Market of one

Investors at the PERE Global Investor Forum 2012 in Los Angeles spoke about pursuing more tailored options for deploying their capital in the asset class. Many GPs are paying attention. Those still not, should be.


Whether taking the stage or speaking on the sidelines at the PERE Global Investor Forum in Los Angeles earlier this week, private equity real estate investors made it clear that one size doesn’t fit all anymore.

It wasn’t all that long ago when limited partners adopted a herd mentality with regard to deploying capital in real estate. Arguably they had little choice given the few types of products on offer previously.

But as negotiating power has shifted from general partners to limited partners in the wake of the downturn, a growing number of investors have expressed a desire to exercise more control over their real estate investments. Increasingly, LPs have been breaking away from the pack in search of more individualised strategies that better fit their specific needs and goals.

“Every LP has unique criteria,” one delegate told PERE. “We’re not built the same. We all have different constituencies, different actuarial obligations.” That was a central message to come from the Forum

To be sure, there remained some common wants among the LPs at the conference with regard to their real estate investment programmes. Many investors, such as CalPERS, CalSTRS and Allstate Investments said they were pursuing more income-producing real estate strategies instead of opportunistic plays, as they looked to the asset class to help plug income shortfalls.

Another common trend among LPs at the event related to gearing. Those that were interested in pursuing value-add or opportunistic strategies wanted to do so with lower leverage.

Increasingly, LPs have been breaking away from the pack in search of more individualised strategies that better fit their specific needs and goals

But there were many divergent views imparted on PERE’s LA stage also. CalPERS, for example, said it was staying away from opportunistic plays in Europe, while CalSTRS – which currently has a 50 percent opportunistic and value-add real estate allocation to CalPERS’ 30 percent – remained open to select opportunities in the region. CalPERS expects to put out more capital than receive back this year, while CalSTRS is in the reverse position. These guys want their needs to be catered for.

LACERA, meanwhile, has already engaged with a separate account specifically built for it to invest in real estate debt. It plans to invest an additional $300 million in the strategy, which it said it has found to be an effective way to generate income and earn equity-type returns without taking equity-type risk.
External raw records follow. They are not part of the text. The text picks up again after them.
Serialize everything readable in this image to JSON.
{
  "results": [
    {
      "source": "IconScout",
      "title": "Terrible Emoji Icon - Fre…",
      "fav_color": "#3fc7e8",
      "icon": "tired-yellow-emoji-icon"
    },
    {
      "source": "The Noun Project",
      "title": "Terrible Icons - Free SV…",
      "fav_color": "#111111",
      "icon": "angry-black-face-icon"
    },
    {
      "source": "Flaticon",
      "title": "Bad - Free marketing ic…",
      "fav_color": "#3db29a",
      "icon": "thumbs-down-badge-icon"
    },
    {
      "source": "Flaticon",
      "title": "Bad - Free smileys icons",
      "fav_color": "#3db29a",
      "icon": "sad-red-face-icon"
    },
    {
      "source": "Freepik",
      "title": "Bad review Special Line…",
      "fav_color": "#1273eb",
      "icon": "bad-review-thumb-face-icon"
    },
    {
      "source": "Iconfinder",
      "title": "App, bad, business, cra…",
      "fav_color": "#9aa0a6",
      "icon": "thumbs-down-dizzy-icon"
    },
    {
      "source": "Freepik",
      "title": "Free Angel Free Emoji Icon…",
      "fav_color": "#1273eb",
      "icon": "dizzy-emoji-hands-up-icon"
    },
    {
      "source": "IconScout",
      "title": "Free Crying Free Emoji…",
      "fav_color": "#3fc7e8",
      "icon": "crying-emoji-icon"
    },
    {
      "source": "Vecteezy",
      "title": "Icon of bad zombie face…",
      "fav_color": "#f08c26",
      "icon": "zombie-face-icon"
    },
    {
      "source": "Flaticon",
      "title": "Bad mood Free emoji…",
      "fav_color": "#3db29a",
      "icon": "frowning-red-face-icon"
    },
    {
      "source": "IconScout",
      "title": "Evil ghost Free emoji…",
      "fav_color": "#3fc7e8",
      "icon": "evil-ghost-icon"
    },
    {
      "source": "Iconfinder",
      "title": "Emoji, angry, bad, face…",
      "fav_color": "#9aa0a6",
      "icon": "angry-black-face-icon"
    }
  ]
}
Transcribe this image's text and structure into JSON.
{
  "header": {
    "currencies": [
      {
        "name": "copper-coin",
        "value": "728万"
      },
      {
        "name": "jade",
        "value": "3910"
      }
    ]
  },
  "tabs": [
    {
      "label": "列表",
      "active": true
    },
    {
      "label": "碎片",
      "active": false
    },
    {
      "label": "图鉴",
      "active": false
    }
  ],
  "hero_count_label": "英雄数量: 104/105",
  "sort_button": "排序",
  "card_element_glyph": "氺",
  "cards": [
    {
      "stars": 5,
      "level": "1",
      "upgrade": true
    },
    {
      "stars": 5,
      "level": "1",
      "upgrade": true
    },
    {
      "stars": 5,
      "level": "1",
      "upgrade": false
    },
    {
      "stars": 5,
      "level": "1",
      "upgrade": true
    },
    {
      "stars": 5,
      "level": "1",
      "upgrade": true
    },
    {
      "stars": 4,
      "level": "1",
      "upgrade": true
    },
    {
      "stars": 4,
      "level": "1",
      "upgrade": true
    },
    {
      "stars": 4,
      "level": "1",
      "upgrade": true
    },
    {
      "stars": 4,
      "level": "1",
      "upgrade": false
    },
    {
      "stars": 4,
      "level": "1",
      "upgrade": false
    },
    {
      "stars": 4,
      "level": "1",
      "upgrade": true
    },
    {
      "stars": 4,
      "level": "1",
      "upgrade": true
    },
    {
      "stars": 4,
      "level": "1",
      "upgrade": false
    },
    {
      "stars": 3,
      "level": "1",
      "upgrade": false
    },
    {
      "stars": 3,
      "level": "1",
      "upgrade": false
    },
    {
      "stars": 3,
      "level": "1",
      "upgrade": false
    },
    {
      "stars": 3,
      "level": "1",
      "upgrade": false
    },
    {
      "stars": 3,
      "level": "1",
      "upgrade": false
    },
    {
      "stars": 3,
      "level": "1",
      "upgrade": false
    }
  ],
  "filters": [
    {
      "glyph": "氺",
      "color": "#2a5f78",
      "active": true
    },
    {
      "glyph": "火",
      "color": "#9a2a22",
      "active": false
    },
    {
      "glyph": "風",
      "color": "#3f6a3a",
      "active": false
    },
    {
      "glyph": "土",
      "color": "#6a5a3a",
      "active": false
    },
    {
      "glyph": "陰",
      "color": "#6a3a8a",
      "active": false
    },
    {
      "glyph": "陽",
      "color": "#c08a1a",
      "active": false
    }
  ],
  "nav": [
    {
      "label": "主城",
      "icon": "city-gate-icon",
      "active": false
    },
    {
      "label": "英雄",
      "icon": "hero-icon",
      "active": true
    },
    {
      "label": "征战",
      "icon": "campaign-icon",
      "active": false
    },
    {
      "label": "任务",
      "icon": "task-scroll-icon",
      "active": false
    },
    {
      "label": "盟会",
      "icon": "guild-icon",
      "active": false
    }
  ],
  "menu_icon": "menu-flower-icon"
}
These LPs are increasingly are becoming a “market of one,” as one delegate termed it, as they are seeking bespoke investment options to meet their preferences from their GPs.  Investors want offerings that fit their specific criteria, even if it means they’re the only one in the market with that type of investment profile. More ‘tailor-made’ and less ‘off-the-rack’ in other words.

Not that GPs are ignoring these demands. Away from the conference, PERE reported on Tuesday how start-up Hong Kong fund manager, Moonbridge Capital, had constructed a fund that offers for the first time a vote on the firm’s investment strategy half-way through its investment period, for example. That departure from the traditional fund model was a gesture derived from a pre-marketing canvassing of opinions from potential investors.

There are many firms that are these days asking their investors how they want to invest in real estate. But, to those managers still not wrapping their services, and ultimately their products, around what the capital wants to be doing, this week’s LA Forum should have sounded yet another knell to deliver the message: You cannot be everything to everyone anymore. Many of your investors want to be offered the bespoke option instead.